Performing digital forensics on a windows machine – where do I start?

You have just taken up a role as a Junior Digital Forensic Analyst. You have been informed that your regular duties would involve searching for evidence on windows machines suspected of being compromised. If you knew what evidence to collect, when to collect it and how to collect it; then you will be in a great position to help your team with the investigation. This blog post will provide a high-level overview of the various sources of evidence on a windows machine and how they may prove useful during an investigation.

Assess the Situation

Consider a pre-heated oven. If the oven is connected to the power outlet and set at a particular operating temperature, the temperature inside the oven remains high. Once the oven is disconnected from the power outlet, the heat begins to dissipate and the device eventually comes back to room temperature. It can be said that the heat is ‘volatile’.

Likewise on a Windows machine, some data that exists when the device is in a powered-on state, disappears when the device is powered down. That data is referred to as ‘volatile’.

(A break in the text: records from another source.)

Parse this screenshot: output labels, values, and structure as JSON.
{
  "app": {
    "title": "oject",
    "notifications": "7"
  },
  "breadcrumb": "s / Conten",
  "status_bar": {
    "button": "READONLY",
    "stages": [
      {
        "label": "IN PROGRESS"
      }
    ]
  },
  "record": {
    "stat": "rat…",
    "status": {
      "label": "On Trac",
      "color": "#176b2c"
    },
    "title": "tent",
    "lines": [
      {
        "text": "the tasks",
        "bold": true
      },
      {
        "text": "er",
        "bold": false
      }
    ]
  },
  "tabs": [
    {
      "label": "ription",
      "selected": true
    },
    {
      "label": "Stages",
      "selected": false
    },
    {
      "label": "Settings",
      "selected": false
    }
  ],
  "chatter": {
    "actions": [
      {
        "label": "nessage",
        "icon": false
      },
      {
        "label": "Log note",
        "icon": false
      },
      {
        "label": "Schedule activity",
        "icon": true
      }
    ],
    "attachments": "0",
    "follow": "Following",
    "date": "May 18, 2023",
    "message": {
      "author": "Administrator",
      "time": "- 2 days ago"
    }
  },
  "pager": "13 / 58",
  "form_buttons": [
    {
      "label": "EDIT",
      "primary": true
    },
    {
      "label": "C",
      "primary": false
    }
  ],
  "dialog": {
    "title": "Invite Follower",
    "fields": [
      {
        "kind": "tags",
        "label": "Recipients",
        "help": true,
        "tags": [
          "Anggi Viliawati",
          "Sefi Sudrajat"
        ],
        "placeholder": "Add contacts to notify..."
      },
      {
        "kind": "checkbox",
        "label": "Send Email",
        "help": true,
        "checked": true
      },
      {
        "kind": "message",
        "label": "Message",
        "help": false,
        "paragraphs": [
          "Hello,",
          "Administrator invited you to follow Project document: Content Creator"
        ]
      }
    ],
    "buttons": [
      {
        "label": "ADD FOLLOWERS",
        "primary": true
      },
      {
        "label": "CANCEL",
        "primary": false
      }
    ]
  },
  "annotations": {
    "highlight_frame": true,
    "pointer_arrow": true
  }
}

When presented with a Windows machine for investigation, you can begin by checking if the machine is in the powered-on state. If so, you can begin collecting volatile data from it, before proceeding to collect other non-volatile data. In most situations, volatile data contains critical evidence for an investigation.

Volatile Data

The following section provides a brief overview of the volatile data available on a Windows machine.

1. RAM data

The memory of a computer stores critical volatile information like list of active processes, services, loaded drivers, encryption keys, command line history, network connections, critical registry data not written to disk, clipboard data, etc. It is typically the first piece of evidence acquired on a compromised machine. It provides insight into the activity on the machine at the time the compromise was identified.

2. Page file

When a computer’s RAM is used beyond capacity, a page file is used to store sections of memory. Within the page file, it is possible to find data that had previously existed in memory. This source of evidence is valid only if a computer is not configured to clear the page file on system shutdown. A page file is typically present at C:\pagefile.sys.

3. Hibernation file

If hibernation mode has been enabled on a machine, the hibernation file stores information about the system’s current state: inclusive of active processes, services, etc at C:\hiberfil.sys.

Non-Volatile Data

The following section provides a brief overview of the volatile data available on a Windows machine.

1. Event logs

Every Windows computer stores information about critical system, software and user events in a central location referred to as event logs. During a forensic investigation, event logs are helpful to identify the recently logged on users to the machine, recently modified software and user accounts, recently executed software and even changes to system configuration. Event logs can be found at %SYSTEMROOT%\System32\Config.

2. Prefetch files

Every executable run on a machine has a prefetch file stored in %SYSTEMROOT%\Prefetch. A prefetch file has information about when the executable was run last, how many times it was executed, the files and directories referenced by the executable, etc. However, this feature works only if prefetching is enabled on a computer.

3. Registry hives

The registry hives store critical system configuration information and user-specific information. Information about which executables are run at system boot time, which USB devices were plugged into the computer, user accounts on the system, configuration of installed applications, etc. can be found here.

4. Amcache hive

The Amcache hive is part of the registry. It stores information about recently executed applications on the system. Once it is identified from this file that an application has been executed, you can proceed to look for a prefetch file for that application to get more information about its activity on a computer. The Amcache file can be found at %SYSTEMROOT%\AppCompat\Programs\Amcache.

5. Scrum dump

A System Resource Utilization Manager (SRUM) dump provides information about the applications that have been run on the system in the last 30 days. It can be found at %SYSTEMROOT%\System32\sru\srudb.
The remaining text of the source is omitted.